Pour sa première rentrée de l’ère Macron, Paris est aux taquets, si l’on en croit le recteur Gilles Pécout : CP dédoublés en REP +, réseaux d’éducation prioritaire renforcés, » retour » des classes bilangues et du latin (qui n’avaient jamais vraiment disparu), etc. Un point noir toutefois : les centaines de jeunes toujours en attente de place dans le supérieur, en grande majorité des bacheliers professionnels.

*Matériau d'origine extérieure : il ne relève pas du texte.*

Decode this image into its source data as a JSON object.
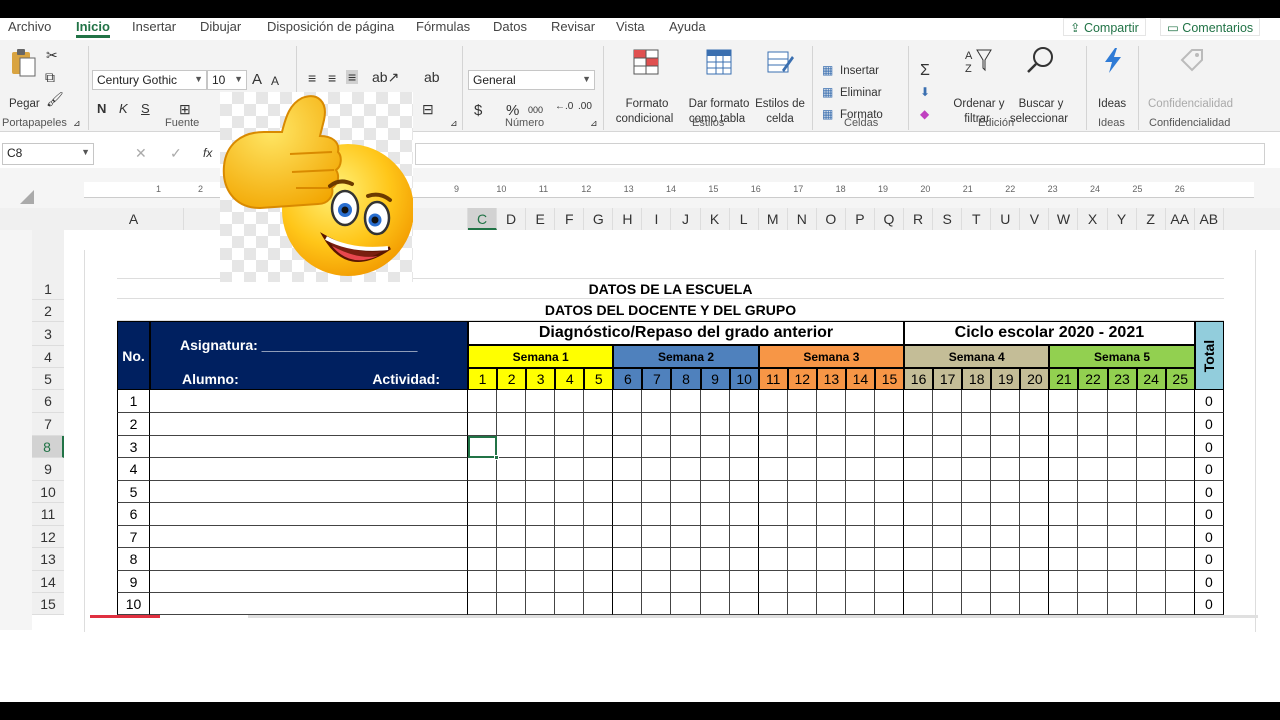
{
  "tabs": [
    "Archivo",
    "Inicio",
    "Insertar",
    "Dibujar",
    "Disposición de página",
    "Fórmulas",
    "Datos",
    "Revisar",
    "Vista",
    "Ayuda"
  ],
  "share_label": "Compartir",
  "comments_label": "Comentarios",
  "clipboard": {
    "paste_label": "Pegar",
    "group_label": "Portapapeles"
  },
  "font": {
    "name": "Century Gothic",
    "size": "10",
    "group_label": "Fuente",
    "bold": "N",
    "italic": "K",
    "underline": "S",
    "grow": "A",
    "shrink": "A",
    "color_a": "A"
  },
  "number": {
    "format": "General",
    "group_label": "Número",
    "currency": "$",
    "percent": "%",
    "thousands": "000"
  },
  "styles": {
    "conditional": [
      "Formato",
      "condicional"
    ],
    "table": [
      "Dar formato",
      "como tabla"
    ],
    "cell": [
      "Estilos de",
      "celda"
    ],
    "group_label": "Estilos"
  },
  "cells": {
    "insert": "Insertar",
    "delete": "Eliminar",
    "format": "Formato",
    "group_label": "Celdas"
  },
  "editing": {
    "sort": [
      "Ordenar y",
      "filtrar"
    ],
    "find": [
      "Buscar y",
      "seleccionar"
    ],
    "group_label": "Edición",
    "sum": "Σ"
  },
  "ideas": {
    "label": "Ideas",
    "group_label": "Ideas"
  },
  "sensitivity": {
    "label": "Confidencialidad",
    "group_label": "Confidencialidad"
  },
  "namebox": "C8",
  "fx": "fx",
  "ruler_numbers": [
    "1",
    "2",
    "9",
    "10",
    "11",
    "12",
    "13",
    "14",
    "15",
    "16",
    "17",
    "18",
    "19",
    "20",
    "21",
    "22",
    "23",
    "24",
    "25",
    "26"
  ],
  "columns": [
    "A",
    "B",
    "C",
    "D",
    "E",
    "F",
    "G",
    "H",
    "I",
    "J",
    "K",
    "L",
    "M",
    "N",
    "O",
    "P",
    "Q",
    "R",
    "S",
    "T",
    "U",
    "V",
    "W",
    "X",
    "Y",
    "Z",
    "AA",
    "AB"
  ],
  "rows": [
    "1",
    "2",
    "3",
    "4",
    "5",
    "6",
    "7",
    "8",
    "9",
    "10",
    "11",
    "12",
    "13",
    "14",
    "15"
  ],
  "sheet": {
    "title1": "DATOS DE LA ESCUELA",
    "title2": "DATOS DEL DOCENTE Y DEL GRUPO",
    "no_label": "No.",
    "asignatura_label": "Asignatura: ____________________",
    "alumno_label": "Alumno:",
    "actividad_label": "Actividad:",
    "diagnostico_label": "Diagnóstico/Repaso del grado anterior",
    "ciclo_label": "Ciclo escolar 2020 - 2021",
    "total_label": "Total",
    "weeks": [
      {
        "label": "Semana 1",
        "color": "#ffff00"
      },
      {
        "label": "Semana 2",
        "color": "#4f81bd"
      },
      {
        "label": "Semana 3",
        "color": "#f79646"
      },
      {
        "label": "Semana 4",
        "color": "#c4bd97"
      },
      {
        "label": "Semana 5",
        "color": "#92d050"
      }
    ],
    "day_numbers": [
      "1",
      "2",
      "3",
      "4",
      "5",
      "6",
      "7",
      "8",
      "9",
      "10",
      "11",
      "12",
      "13",
      "14",
      "15",
      "16",
      "17",
      "18",
      "19",
      "20",
      "21",
      "22",
      "23",
      "24",
      "25"
    ],
    "student_numbers": [
      "1",
      "2",
      "3",
      "4",
      "5",
      "6",
      "7",
      "8",
      "9",
      "10"
    ],
    "totals": [
      "0",
      "0",
      "0",
      "0",
      "0",
      "0",
      "0",
      "0",
      "0",
      "0"
    ],
    "header_color": "#002060",
    "total_color": "#92cddc"
  },
  "accent_color": "#217346"
}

Le recteur de Paris, Gilles Pécout, avait convié la presse hier matin à un petit-déjeuner pour décrire une rentrée scolaire pimpante dans l’académie. Egalement Chancelier des universités, il n’a toutefois pas caché certaines difficultés à l’entrée dans le supèrieur.
A l’issue de la procédure APB (Admission post-bac), 1 142 bacheliers étaient sans affectation cet été à Paris, soit parce qu’APB leur avait attribué une formation qui était parmi leurs derniers voeux et qui ne leur convenait pas, soit parce qu’ils n’avaient reçu aucune proposition.
Environ la moitié (547) ont ensuite participé à la procédure complémentaire et sont toujours en attente : 15 bacheliers généraux, 105 technologiques et 447 bacheliers professionnels (81% du total).
» Nous traitons au cas par cas, a expliqué le recteur, nous appelons les universités, les vice-présidents chargés des formations, parfois les présidents eux-mêmes. C’est un problème qui sera résolu à moyen terme. Pour les bacheliers généraux, c’est sûr. Pour les technologiques, on devrait y arriver aussi. Pour les professionnels, ce sera plus difficile. »
Carreau
Le plus inquiétant est, à Paris comme ailleurs, le sort des bacheliers professionnels qui voudraient poursuivre dans le supérieur et qui risquent fort de se retrouver sur le carreau.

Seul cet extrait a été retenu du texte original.